L'éléphant nucléaire dans la salle climatisée

Parlons de ce dont personne ne veut parler : l'empreinte carbone.

Un datacenter d'un gigawatt, c'est une centrale électrique miniature. Le refroidissement avale des millions de litres d'eau. Et pendant ce temps, on nous explique qu'il faut isoler nos combles et trier nos déchets pour sauver la planète.

Je ne dis pas que les datacenters sont le mal absolu. Je dis juste qu'il y a une forme de schizophrénie collective à culpabiliser Mamie Jeanine pour sa chaudière au fioul tout en applaudissant la construction d'usines à calcul qui consomment comme des villes entières.

Les industriels promettent des infrastructures "vertes", alimentées aux énergies renouvelables, avec récupération de chaleur. Formidable. Mais entre le PowerPoint marketing et la réalité opérationnelle, il y a parfois un gouffre de la taille du tunnel sous la Manche.

Le futur selon un expert qui reste sceptique

Dr. Tawhid Chtioui d'aivancity nous le dit gentiment : miser sur les datacenters massifs en 2025, c'est comme investir dans une flotte de dirigeables en 1940. L'avenir serait à l'IA hybride, frugale, décentralisée. Des modèles légers qui tournent sur votre téléphone, pas dans des cathédrales électriques.

Mais bon, qui écoute les experts quand on peut inaugurer des bâtiments avec des rubans tricolores et des discours sur "la souveraineté numérique française" ?

La question à 109 milliards : faut-il y aller ?

Réponse d'avocat fiscaliste : ça dépend.

Si vous avez :

  • Les reins financiers d'un oligarque russe
  • L'appétit pour le risque d'un trader cocaïné
  • La patience bureaucratique d'un moine tibétain
  • Et l'envie de louer à des machines plutôt qu'à des humains

Alors oui, pourquoi pas. Les rendements sont là. Les baux sont longs. Et la demande explose.

Mais n'oubliez jamais : l'immobilier, c'est d'abord une histoire d'humains. De familles qui cherchent un toit. De retraités qui veulent sécuriser leur patrimoine. De jeunes qui rêvent de leur premier achat.

Les datacenters sont une opportunité. Pas une religion.

Pour ceux qui n'ont PAS les reins d'un oligarque : la Bourse à la rescousse

Ah, vous voilà soulagé. Parce que franchement, entre nous, construire un datacenter de 50 millions d'euros dans le Val-d'Oise, ce n'était pas vraiment dans votre budget 2025. Rassurez-vous : vous pouvez quand même surfer sur cette vague sans hypothéquer votre âme.

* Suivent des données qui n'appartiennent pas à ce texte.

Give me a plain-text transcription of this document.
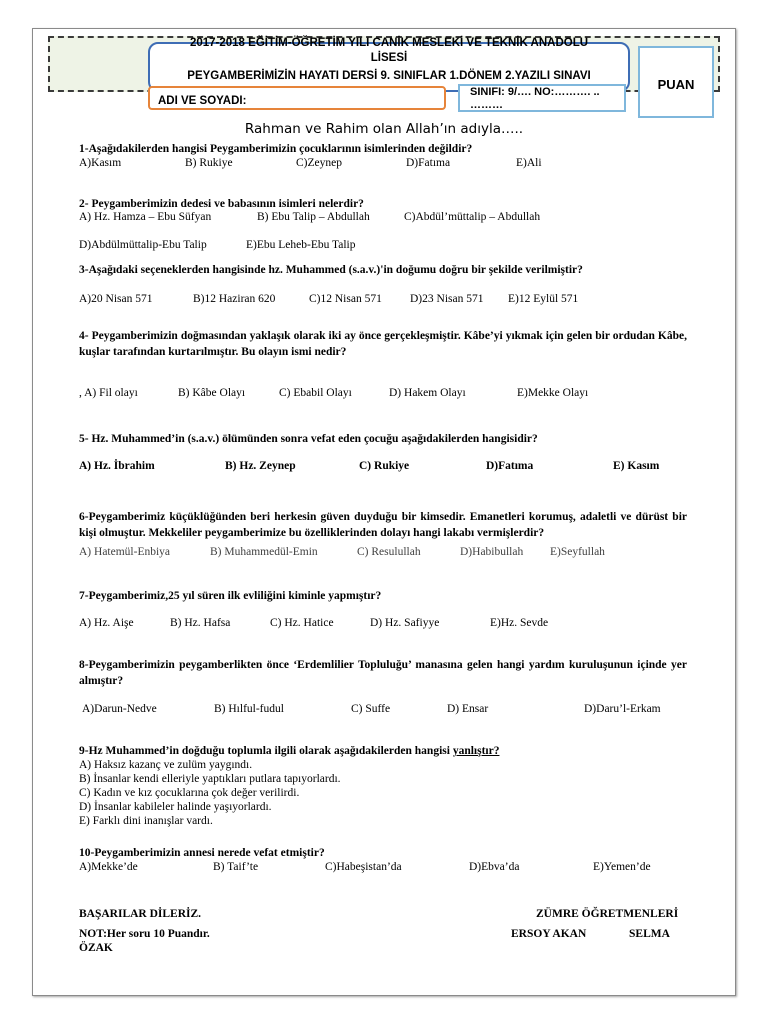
2017-2018 EĞİTİM-ÖĞRETİM YILI CANİK MESLEKİ VE TEKNİK ANADOLU
LİSESİ
PEYGAMBERİMİZİN HAYATI DERSİ 9. SINIFLAR 1.DÖNEM 2.YAZILI SINAVI
ADI VE SOYADI:
SINIFI: 9/…. NO:………. .. ………
PUAN
Rahman ve Rahim olan Allah’ın adıyla…..
1-Aşağıdakilerden hangisi Peygamberimizin çocuklarının isimlerinden değildir?
A)Kasım	B) Rukiye	C)Zeynep	D)Fatıma	E)Ali
2- Peygamberimizin dedesi ve babasının isimleri nelerdir?
A) Hz. Hamza – Ebu Süfyan	B) Ebu Talip – Abdullah	C)Abdül’müttalip – Abdullah
D)Abdülmüttalip-Ebu Talip	E)Ebu Leheb-Ebu Talip
3-Aşağıdaki seçeneklerden hangisinde hz. Muhammed (s.a.v.)'in doğumu doğru bir şekilde verilmiştir?
A)20 Nisan 571	B)12 Haziran 620	C)12 Nisan 571 D)23 Nisan 571 E)12 Eylül 571
4- Peygamberimizin doğmasından yaklaşık olarak iki ay önce gerçekleşmiştir. Kâbe’yi yıkmak için gelen bir ordudan Kâbe, kuşlar tarafından kurtarılmıştır. Bu olayın ismi nedir?
, A) Fil olayı	B) Kâbe Olayı	C) Ebabil Olayı	D) Hakem Olayı	E)Mekke Olayı
5- Hz. Muhammed’in (s.a.v.) ölümünden sonra vefat eden çocuğu aşağıdakilerden hangisidir?
A) Hz. İbrahim	B) Hz. Zeynep	C) Rukiye	D)Fatıma	E) Kasım
6-Peygamberimiz küçüklüğünden beri herkesin güven duyduğu bir kimsedir. Emanetleri korumuş, adaletli ve dürüst bir kişi olmuştur. Mekkeliler peygamberimize bu özelliklerinden dolayı hangi lakabı vermişlerdir?
A) Hatemül-Enbiya	B) Muhammedül-Emin	C) Resulullah	D)Habibullah E)Seyfullah
7-Peygamberimiz,25 yıl süren ilk evliliğini kiminle yapmıştır?
A) Hz. Aişe	B) Hz. Hafsa	C) Hz. Hatice	D) Hz. Safiyye	E)Hz. Sevde
8-Peygamberimizin peygamberlikten önce ‘Erdemlilier Topluluğu’ manasına gelen hangi yardım kuruluşunun içinde yer almıştır?
A)Darun-Nedve	B) Hılful-fudul	C) Suffe	D) Ensar	D)Daru’l-Erkam
9-Hz Muhammed’in doğduğu toplumla ilgili olarak aşağıdakilerden hangisi yanlıştır?
A) Haksız kazanç ve zulüm yaygındı.
B) İnsanlar kendi elleriyle yaptıkları putlara tapıyorlardı.
C) Kadın ve kız çocuklarına çok değer verilirdi.
D) İnsanlar kabileler halinde yaşıyorlardı.
E) Farklı dini inanışlar vardı.
10-Peygamberimizin annesi nerede vefat etmiştir?
A)Mekke’de	B) Taif’te	C)Habeşistan’da	D)Ebva’da	E)Yemen’de
BAŞARILAR DİLERİZ.	ZÜMRE ÖĞRETMENLERİ
NOT:Her soru 10 Puandır.	ERSOY AKAN	SELMA
ÖZAK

La solution ? Les actions de sociétés de datacenters cotées en bourse. Ou plus précisément, les REIT (Real Estate Investment Trusts), ces véhicules d'investissement immobilier qui vous permettent d'acheter une fraction de datacenter comme vous achèteriez une part de SCPI. Sauf qu'au lieu de toucher les loyers d'un centre commercial à Cergy, vous encaissez les revenus de serveurs qui calculent comment optimiser vos publicités Facebook.

Les géants américains : Equinix et Digital Realty

Deux mastodontes dominent le marché mondial des REIT datacenters, et si vous voulez jouer dans la cour des grands sans vendre un rein, ce sont eux qu'il faut connaître :

Equinix (NASDAQ: EQIX) : Le Goliath. Capitalisation boursière de 60 milliards de dollars. Plus de 250 datacenters dans 70 métropoles mondiales. En 2024, Equinix détenait 10,28% du marché américain de la colocation. La société affiche une croissance de revenu de 5% par trimestre, et son ambition affichée est de doubler sa capacité d'ici 2029. Autrement dit, elle veut reproduire en 5 ans ce qu'elle a construit en 27 ans. Sobre, comme ambition.

Ses clients ? Amazon Web Services, Google, Microsoft Azure, Oracle. Tous les géants qui font tourner le monde numérique. Equinix propose des baux d'une durée moyenne de 14 ans (oui, quatorze), ce qui garantit des flux de trésorerie d'une stabilité que n'importe quel propriétaire bailleur français peut uniquement contempler avec envie.

Digital Realty (NYSE: DLR) : Le challenger, mais avec des arguments. Capitalisation de 29 milliards de dollars. Plus de 300 datacenters dans le monde. Digital Realty détient 9,98% du marché américain et affiche une croissance de revenus de 10% en un an. La société investit entre 4 et 5 milliards par an jusqu'en 2029 pour construire de nouvelles infrastructures.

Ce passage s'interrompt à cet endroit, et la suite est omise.